# lighting wiring install



## sekgoose (Jan 23, 2012)

I purchased some LED light kit strips. They have a black and red wire. I want to run lights for the interior of the trailer to keep light inside. I would like to run them using battery power and a switch from the inside if possible. Any ideas on how to install this?


----------



## cut'em (Oct 23, 2004)

Do you have any pre-existing lights inside? If you do then simply take one down and jump off that, red hot, black ground. If you don't you'll have to jump off one of your exterior parking lights, these wires generally run inside the roof rail of an enclosed trailer.
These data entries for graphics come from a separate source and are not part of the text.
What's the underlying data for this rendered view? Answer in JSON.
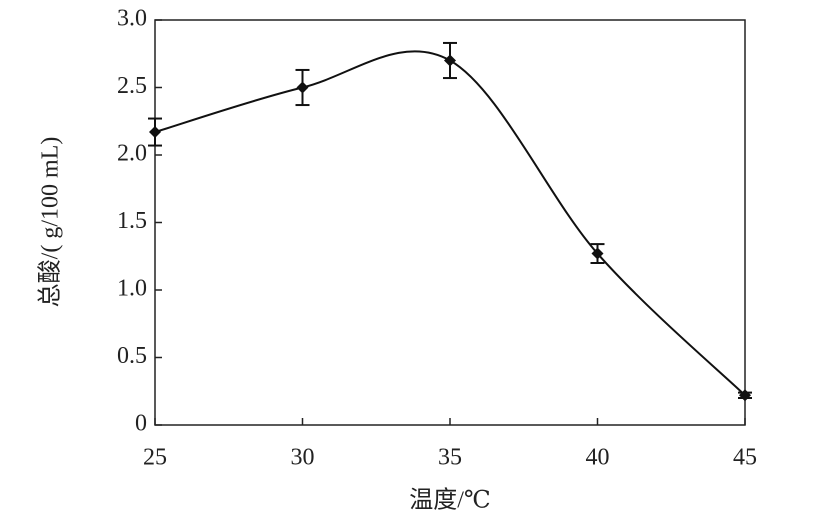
{
  "chart_data": {
    "type": "line",
    "x_label": "温度/℃",
    "y_label": "总酸/( g/100 mL)",
    "x": [
      25,
      30,
      35,
      40,
      45
    ],
    "series": [
      {
        "color": "#111111",
        "values": [
          2.17,
          2.5,
          2.7,
          1.27,
          0.22
        ],
        "errors": [
          0.1,
          0.13,
          0.13,
          0.07,
          0.02
        ]
      }
    ],
    "xlim": [
      25,
      45
    ],
    "xticks": [
      25,
      30,
      35,
      40,
      45
    ],
    "ylim": [
      0,
      3
    ],
    "yticks": [
      0,
      0.5,
      {
        "value": 1,
        "label": "1.0"
      },
      1.5,
      {
        "value": 2,
        "label": "2.0"
      },
      2.5,
      {
        "value": 3,
        "label": "3.0"
      }
    ],
    "smooth": true
  }
}
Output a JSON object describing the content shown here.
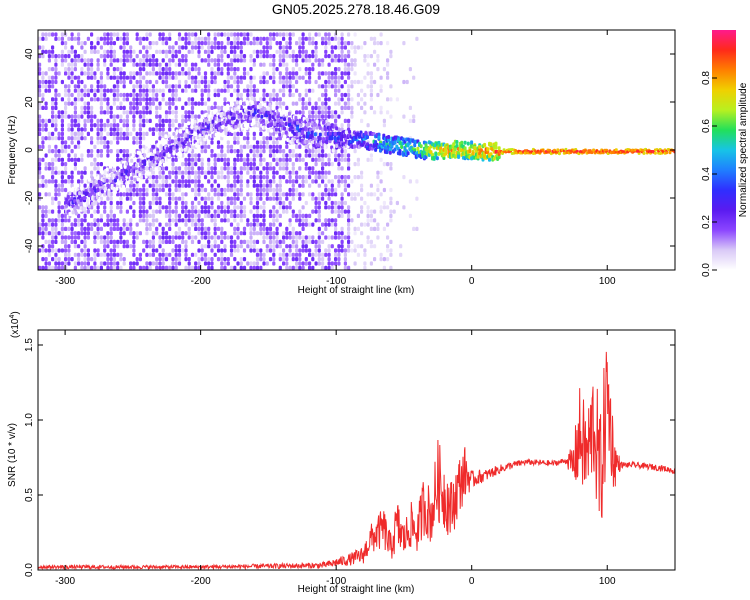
{
  "title": "GN05.2025.278.18.46.G09",
  "colors": {
    "snr_line": "#ef2b2b",
    "colormap": [
      "#ffffff",
      "#d9c9f7",
      "#8b45ff",
      "#5a1bf0",
      "#2f2fff",
      "#1f7fff",
      "#17c4e6",
      "#22e05a",
      "#b8f020",
      "#f0d000",
      "#ff7f00",
      "#ff2a1a",
      "#ff1a8c"
    ]
  },
  "chart_data": [
    {
      "type": "heatmap",
      "xlabel": "Height of straight line (km)",
      "ylabel": "Frequency (Hz)",
      "xlim": [
        -320,
        150
      ],
      "ylim": [
        -50,
        50
      ],
      "xticks": [
        -300,
        -200,
        -100,
        0,
        100
      ],
      "yticks": [
        -40,
        -20,
        0,
        20,
        40
      ],
      "colorbar": {
        "label": "Normalized spectral amplitude",
        "range": [
          0,
          1
        ],
        "ticks": [
          "0.0",
          "0.2",
          "0.4",
          "0.6",
          "0.8"
        ]
      },
      "ridge": {
        "x": [
          -300,
          -280,
          -260,
          -240,
          -220,
          -200,
          -180,
          -160,
          -140,
          -120,
          -100,
          -90,
          -80,
          -70,
          -60,
          -50,
          -40,
          -30,
          -20,
          -10,
          0,
          10,
          20,
          40,
          60,
          80,
          100,
          120,
          150
        ],
        "y": [
          -22,
          -16,
          -10,
          -4,
          3,
          9,
          14,
          17,
          11,
          8,
          6,
          5,
          5,
          4,
          3,
          2,
          1,
          0.5,
          0.5,
          1,
          0.5,
          0.2,
          0,
          0,
          0,
          0,
          0,
          0,
          0
        ],
        "amplitude": [
          0.22,
          0.22,
          0.2,
          0.2,
          0.2,
          0.2,
          0.2,
          0.22,
          0.28,
          0.3,
          0.32,
          0.36,
          0.42,
          0.5,
          0.55,
          0.58,
          0.62,
          0.72,
          0.78,
          0.78,
          0.8,
          0.82,
          0.88,
          0.95,
          0.95,
          0.95,
          0.95,
          0.95,
          0.95
        ]
      }
    },
    {
      "type": "line",
      "xlabel": "Height of straight line (km)",
      "ylabel": "SNR (10 * v/v)",
      "yscale_label": "(x10",
      "yscale_exp": "4",
      "yscale_close": ")",
      "xlim": [
        -320,
        150
      ],
      "ylim": [
        0,
        1.6
      ],
      "xticks": [
        -300,
        -200,
        -100,
        0,
        100
      ],
      "yticks": [
        "0.0",
        "0.5",
        "1.0",
        "1.5"
      ],
      "series": [
        {
          "x": [
            -320,
            -200,
            -110,
            -100,
            -90,
            -80,
            -75,
            -65,
            -60,
            -55,
            -50,
            -45,
            -40,
            -35,
            -30,
            -25,
            -20,
            -15,
            -10,
            -5,
            0,
            5,
            10,
            20,
            30,
            40,
            60,
            70,
            75,
            80,
            85,
            90,
            95,
            100,
            105,
            110,
            120,
            140,
            150
          ],
          "y": [
            0.02,
            0.02,
            0.03,
            0.05,
            0.07,
            0.1,
            0.2,
            0.28,
            0.15,
            0.3,
            0.2,
            0.3,
            0.25,
            0.45,
            0.35,
            0.6,
            0.5,
            0.4,
            0.55,
            0.65,
            0.6,
            0.62,
            0.63,
            0.67,
            0.7,
            0.72,
            0.71,
            0.73,
            0.7,
            0.9,
            0.75,
            1.0,
            0.6,
            1.2,
            0.72,
            0.7,
            0.7,
            0.68,
            0.66
          ],
          "noise": [
            0.012,
            0.012,
            0.02,
            0.03,
            0.04,
            0.06,
            0.1,
            0.14,
            0.1,
            0.18,
            0.12,
            0.16,
            0.14,
            0.22,
            0.18,
            0.28,
            0.24,
            0.2,
            0.2,
            0.18,
            0.06,
            0.05,
            0.04,
            0.03,
            0.025,
            0.02,
            0.02,
            0.02,
            0.15,
            0.35,
            0.3,
            0.4,
            0.45,
            0.45,
            0.2,
            0.02,
            0.02,
            0.02,
            0.02
          ]
        }
      ]
    }
  ]
}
Only problem here is that you'll need to leave the parking lights on in your truck to power them. you can also check your plug off the back of the truck see if one is hot with a tester when all the lights are off in your vehicle. I'm not sure if this is an option, maybe on the newer vehicles with multi pin set-ups they run a hot lead to the back but can't guarantee it. Only other option is to run a separate hot wire from your battery all the way back to the trailer, be sure to put an in-line fuse somewhere in the run in a place where you can get to it. I'd even get a switch similar to one inside a fridge and install that on the door so when the door is open the light is on close it up when you leave and it's off. You'll never kill your battery with an auto off feature. I guarantee if you don't do this at one point you'll have a dead battery when you go to pack up. Let us know how you make out.
Cut'em


----------



## sekgoose (Jan 23, 2012)

that sounds awesome. I noticed when I installed my shelves there were wires behind the boards along the rails. I might go that route, I like it. Thanks for the info and I will post pics when I am all done.


----------